彼女は、好奇心から物陰に隠れて暫く様子を窺うことにしました。


 それから5分ほどたった頃でしょうか、赤いコートの女はゆっくりと歩き出し、また別の家の玄関の前に立ちました。それを何軒も何軒も繰り返しているのです。


 彼女も流石にその異常な行動に好奇心より恐怖が勝ってきました。


もう、帰ろう……そう彼女が思った時です。赤いコートを着た女がまた歩き出しました。道の角を曲がり、数件行った先の家の玄関の前に立っています。
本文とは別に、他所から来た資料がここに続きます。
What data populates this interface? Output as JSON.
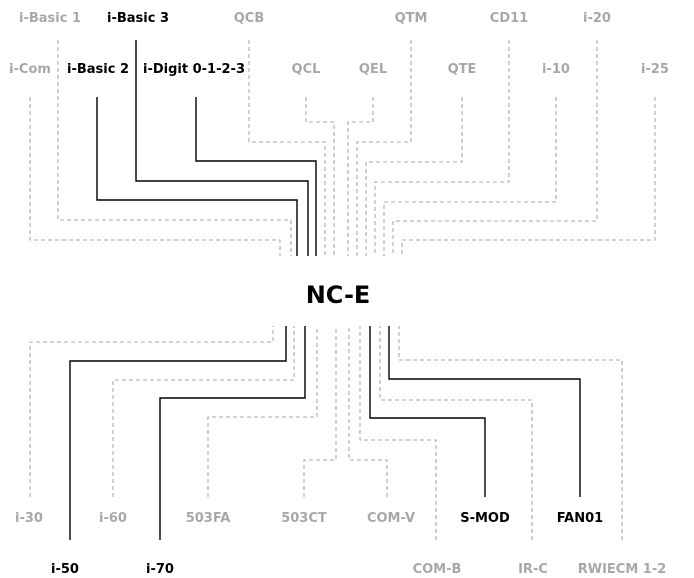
{
  "center_label": "NC-E",
  "colors": {
    "active": "#000000",
    "inactive": "#a8a8a8"
  },
  "nodes": [
    {
      "id": "i-basic-1",
      "label": "i-Basic 1",
      "active": false
    },
    {
      "id": "i-basic-3",
      "label": "i-Basic 3",
      "active": true
    },
    {
      "id": "qcb",
      "label": "QCB",
      "active": false
    },
    {
      "id": "qtm",
      "label": "QTM",
      "active": false
    },
    {
      "id": "cd11",
      "label": "CD11",
      "active": false
    },
    {
      "id": "i-20",
      "label": "i-20",
      "active": false
    },
    {
      "id": "i-com",
      "label": "i-Com",
      "active": false
    },
    {
      "id": "i-basic-2",
      "label": "i-Basic 2",
      "active": true
    },
    {
      "id": "i-digit",
      "label": "i-Digit 0-1-2-3",
      "active": true
    },
    {
      "id": "qcl",
      "label": "QCL",
      "active": false
    },
    {
      "id": "qel",
      "label": "QEL",
      "active": false
    },
    {
      "id": "qte",
      "label": "QTE",
      "active": false
    },
    {
      "id": "i-10",
      "label": "i-10",
      "active": false
    },
    {
      "id": "i-25",
      "label": "i-25",
      "active": false
    },
    {
      "id": "i-30",
      "label": "i-30",
      "active": false
    },
    {
      "id": "i-60",
      "label": "i-60",
      "active": false
    },
    {
      "id": "503fa",
      "label": "503FA",
      "active": false
    },
    {
      "id": "503ct",
      "label": "503CT",
      "active": false
    },
    {
      "id": "com-v",
      "label": "COM-V",
      "active": false
    },
    {
      "id": "s-mod",
      "label": "S-MOD",
      "active": true
    },
    {
      "id": "fan01",
      "label": "FAN01",
      "active": true
    },
    {
      "id": "i-50",
      "label": "i-50",
      "active": true
    },
    {
      "id": "i-70",
      "label": "i-70",
      "active": true
    },
    {
      "id": "com-b",
      "label": "COM-B",
      "active": false
    },
    {
      "id": "ir-c",
      "label": "IR-C",
      "active": false
    },
    {
      "id": "rwiecm",
      "label": "RWIECM 1-2",
      "active": false
    }
  ]
}
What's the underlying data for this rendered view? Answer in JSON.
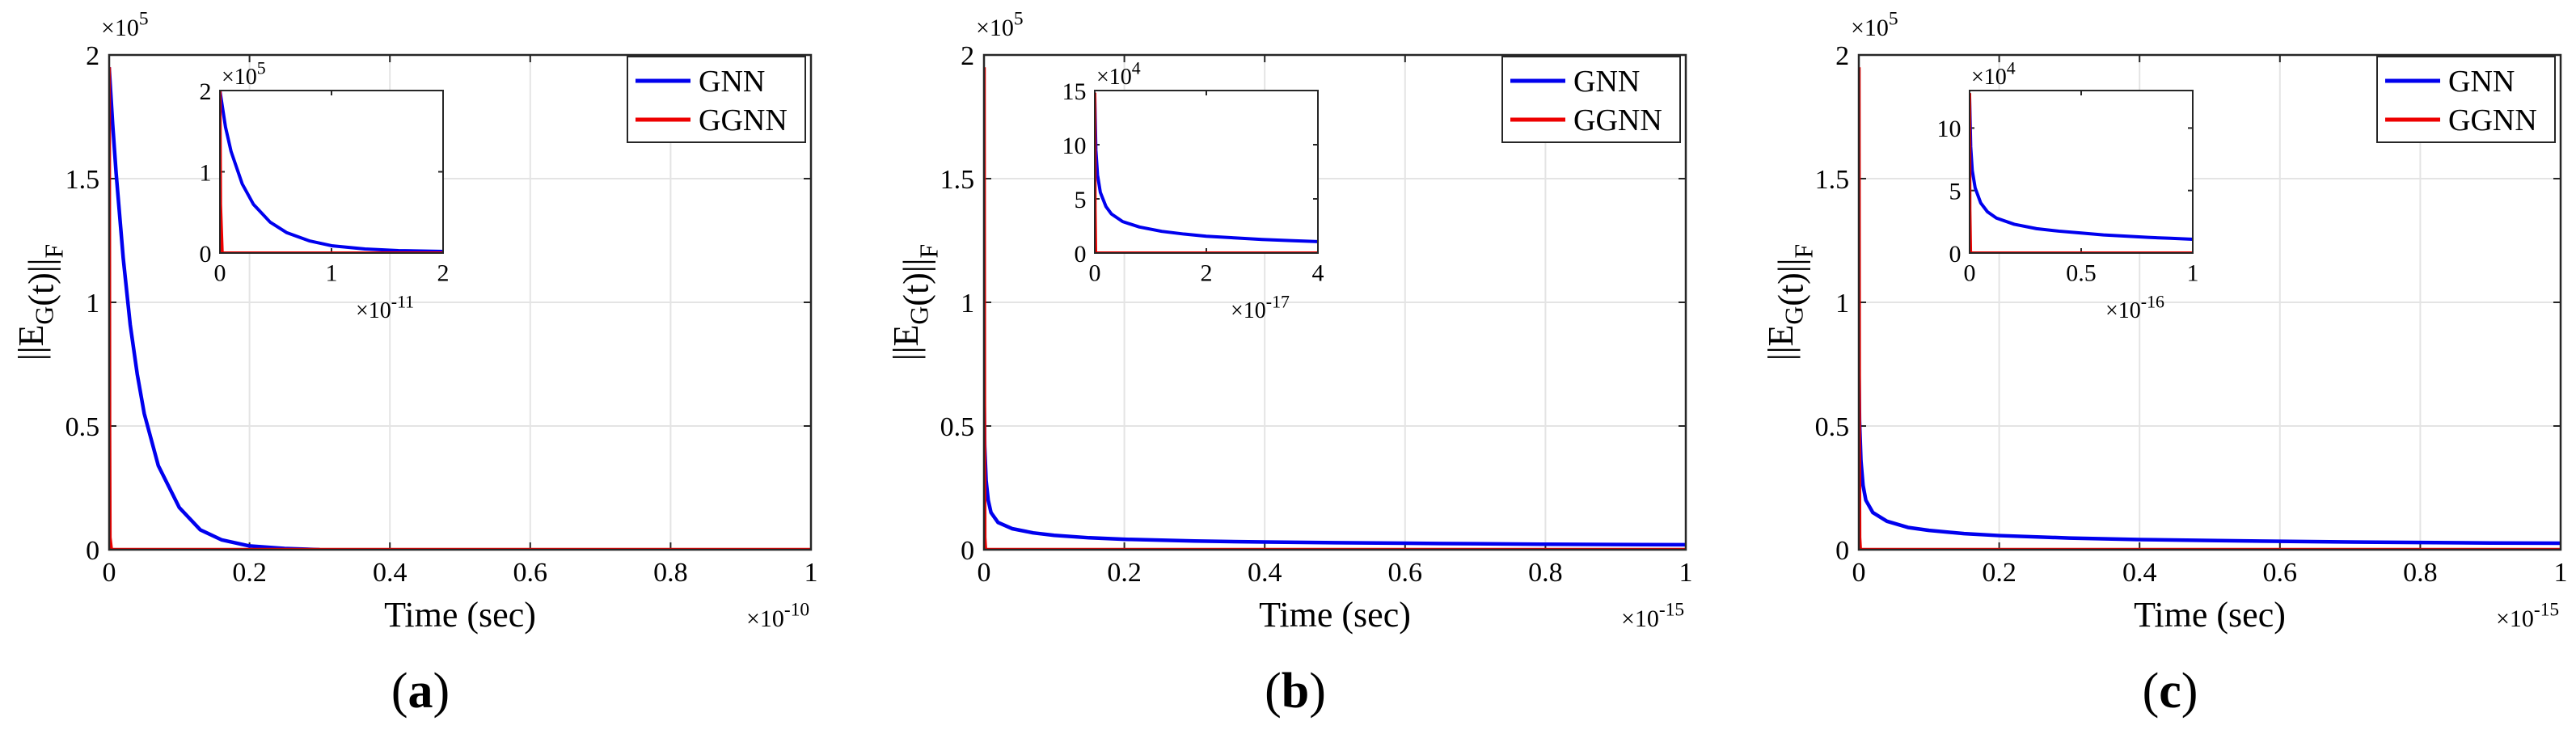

 彼女は叫びそうになる口を手で必死に抑えて物陰に隠れました。


 私の家だ。


 そう、赤いコートの女は、彼女の家の玄関前に立っていたのです。言い知れない恐怖が彼女を襲いました。


 早く行け! どっか行け! 早く! 早く!


 彼女は必死に祈りました。


 どれだけ時間が経ったでしょう。彼女が物陰から顔を出して確認すると、もう既に赤いコートの女はいなくなっていました。周囲の家の玄関前を見ても、あの女の姿はありませんでした。


 よかったどこか別の家に行ったんだ。


 彼女は安堵しました。物陰から出て、自宅の玄関まで来ます。何をしていたんだろう。ふとそう思い、玄関のドアを見ます。玄関のドアには何か赤い色をした跡のようなものがついていました。


 早く家に入ろうと、鍵を取り出して慌てて鍵穴に刺そうとして落としてしまいました。鍵を拾おうと、手を伸ばすと、鍵の横に何かが落ちています。


 よく見ると、真っ赤な血でマニキュアのように色付いた、人の生爪でした。


 「ひっ」っと小さく悲鳴を上げ、鍵を掴むとドアを急いで開け、慌てて家へと飛び込みました。鍵を閉めようと、振り返ると……





 ゆっくりと閉まるドアの向こう側に赤いコートを着た女が立っていました。


『やっと――入れた』


 最後にそんな声を聞いた気がしたそうです。




 彼女は翌朝、玄関で倒れているところを御両親に発見されました。外傷などはなく、命にも別状はなかったそうですが、精神に異常をきたしてしまっており、今でも半笑いで泣きながら赤い女の話を繰り返しているそうです。


 この話は、そんな彼女の話を友人が聞きとり、まとめたものだそうです。